Saturday, 24 February 2018

When God Dies . . .

Integration Into the Void

One of the heralding cries of our age is, "Go East, young man."  There is a sub-set of Western culture which, either consciously or unconsciously moves towards Eastern mysticism.  The theme has been running for several decades now.  

What is the appeal?

In 1919, W. B. Yeats wrote The Second Coming as a reflection upon the meaningless devastation of World War I.  What would flow from it?  How would Western civilization dance now, and to what tune?

    Turning and turning in the widening gyre
    The falcon cannot hear the falconer;
    Things fall apart; the centre cannot hold;
    Mere anarchy is loosed upon the world,
    The blood-dimmed tide is loosed, and everywhere
    The ceremony of innocence is drowned;
    The best lack all conviction, while the worst
    Are full of passionate intensity.

Yeats had no hope--and for good reason.  When the falcon can no longer hear the falconer, things fall apart; the centre cannot hold.  Why was (and is) the West falling apart?  This is not a hard question.  It's blindingly obvious.

Vishal Mangalwadi helps us face up to the obvious, referring to Nietzsche, who was of the generation  which preceded  W. B. Yeats.
German philosopher Friedrich Nietzsche (AD 1844-1900) realized that having killed God, Europe could not possibly save the civilizational fruits of its faith in God.  But not even Nitzsche realized that one philosophical implication of God's demise would be the death of his own self.

For fifteen hundred years prio to Nietzsche, the West had followed St Augustine (AD 354-430) in affirming every human being as a trinity of existence (being), intellect, and will.  After denying the existence of the Divine Self, it became impossible to affirm the existence of the human self.  Therefore, many intellectuals are reverting to the Buddhist idea that the self is an illusion.  As contemporary Jungian psychologist Paul Kuglar explained, in the postmodern philosophy, Nietzsche (the speaking subject) is dead--he never existed, for individuality is only an illusion created by language.  [Vishal Mangalwadi, The Book That Made Your World: How the Bible Created the Soul of Western Civilization (Nashville, Tn: Thomas Nelson, 2011), p.6f.]
Kill the falconer, and the falcon cannot function.  The falcon dies.  Kill God, and human existence becomes meaningless.  The "right way", in that case, is to scrape off any vestige of significance or meaning to life and existence, and embrace the empty void.  Personhood is "only an illusion created by language".

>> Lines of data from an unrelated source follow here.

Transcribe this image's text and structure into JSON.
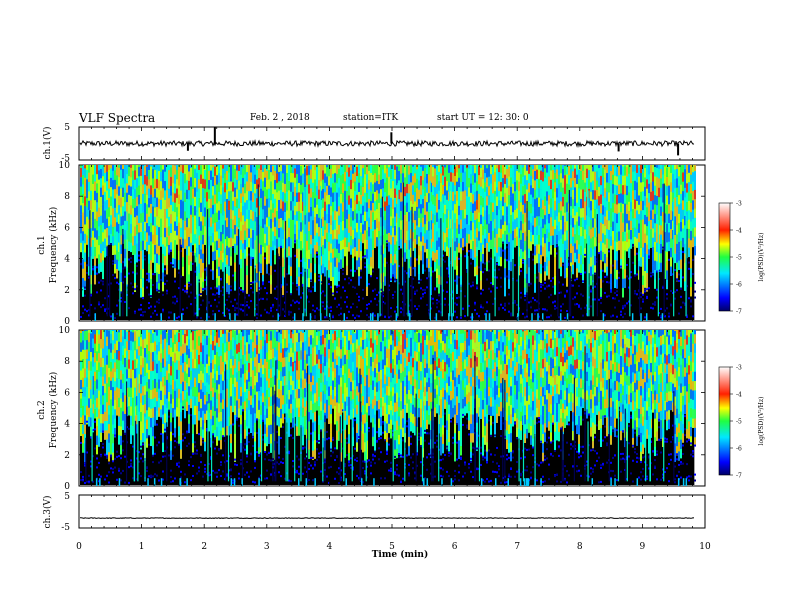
{
  "header": {
    "title": "VLF Spectra",
    "date": "Feb. 2  , 2018",
    "station": "station=ITK",
    "start": "start  UT  =   12: 30: 0"
  },
  "chart_data": [
    {
      "type": "line",
      "ylabel": "ch.1(V)",
      "x_range": [
        0,
        10
      ],
      "ylim": [
        -5,
        5
      ],
      "yticks": [
        "5",
        "-5"
      ],
      "baseline": 0.0,
      "spikes": [
        {
          "x": 2.17,
          "y": 5.0
        },
        {
          "x": 4.99,
          "y": 3.4
        },
        {
          "x": 1.74,
          "y": -2.2
        },
        {
          "x": 8.62,
          "y": -2.4
        },
        {
          "x": 9.57,
          "y": -3.6
        }
      ]
    },
    {
      "type": "heatmap",
      "ylabel": [
        "ch.1",
        "Frequency  (kHz)"
      ],
      "x_range": [
        0,
        9.83
      ],
      "ylim": [
        0,
        10
      ],
      "yticks": [
        "0",
        "2",
        "4",
        "6",
        "8",
        "10"
      ],
      "colorbar": {
        "label": "log(PSD)(V²/Hz)",
        "range": [
          -7,
          -3
        ],
        "ticks": [
          "-3",
          "-4",
          "-5",
          "-6",
          "-7"
        ]
      }
    },
    {
      "type": "heatmap",
      "ylabel": [
        "ch.2",
        "Frequency  (kHz)"
      ],
      "x_range": [
        0,
        9.83
      ],
      "ylim": [
        0,
        10
      ],
      "yticks": [
        "0",
        "2",
        "4",
        "6",
        "8",
        "10"
      ],
      "colorbar": {
        "label": "log(PSD)(V²/Hz)",
        "range": [
          -7,
          -3
        ],
        "ticks": [
          "-3",
          "-4",
          "-5",
          "-6",
          "-7"
        ]
      }
    },
    {
      "type": "line",
      "ylabel": "ch.3(V)",
      "x_range": [
        0,
        10
      ],
      "ylim": [
        -5,
        5
      ],
      "yticks": [
        "5",
        "-5"
      ],
      "baseline": -2.0
    }
  ],
  "xaxis": {
    "label": "Time  (min)",
    "range": [
      0,
      10
    ],
    "ticks": [
      "0",
      "1",
      "2",
      "3",
      "4",
      "5",
      "6",
      "7",
      "8",
      "9",
      "10"
    ]
  }
}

It is of no surprise, then, that the East has begun to sing a Siren song to the West.  Give it up.  All of it.  There is no personhood.  There is no existence.  There is only the void.  This was (and remains) the great call of the Buddha.  Integration into the void is the only destination.  To resist it, or dispute it, or refuse to submit to it is both meaningless and nonsensical.

To understand this, to face up to it, and to embrace it, is The Way.  The promise of Bethlehem is a mirage, a false hope.  Now, instead, we understand what Bethlehem was really about.  Now we understand that it was a myth. Instead of one born who is the Saviour of the world, the "rough beast" is coming; it is upon us.

    The darkness drops again but now I know
    That twenty centuries of stony sleep
    Were vexed to nightmare by a rocking cradle,
    And what rough beast, its hour come round at last,
    Slouches towards Bethlehem to be born?
[W B Yeats, The Second Coming]
Arise, O Lord and defend your people from this slouching rough beast.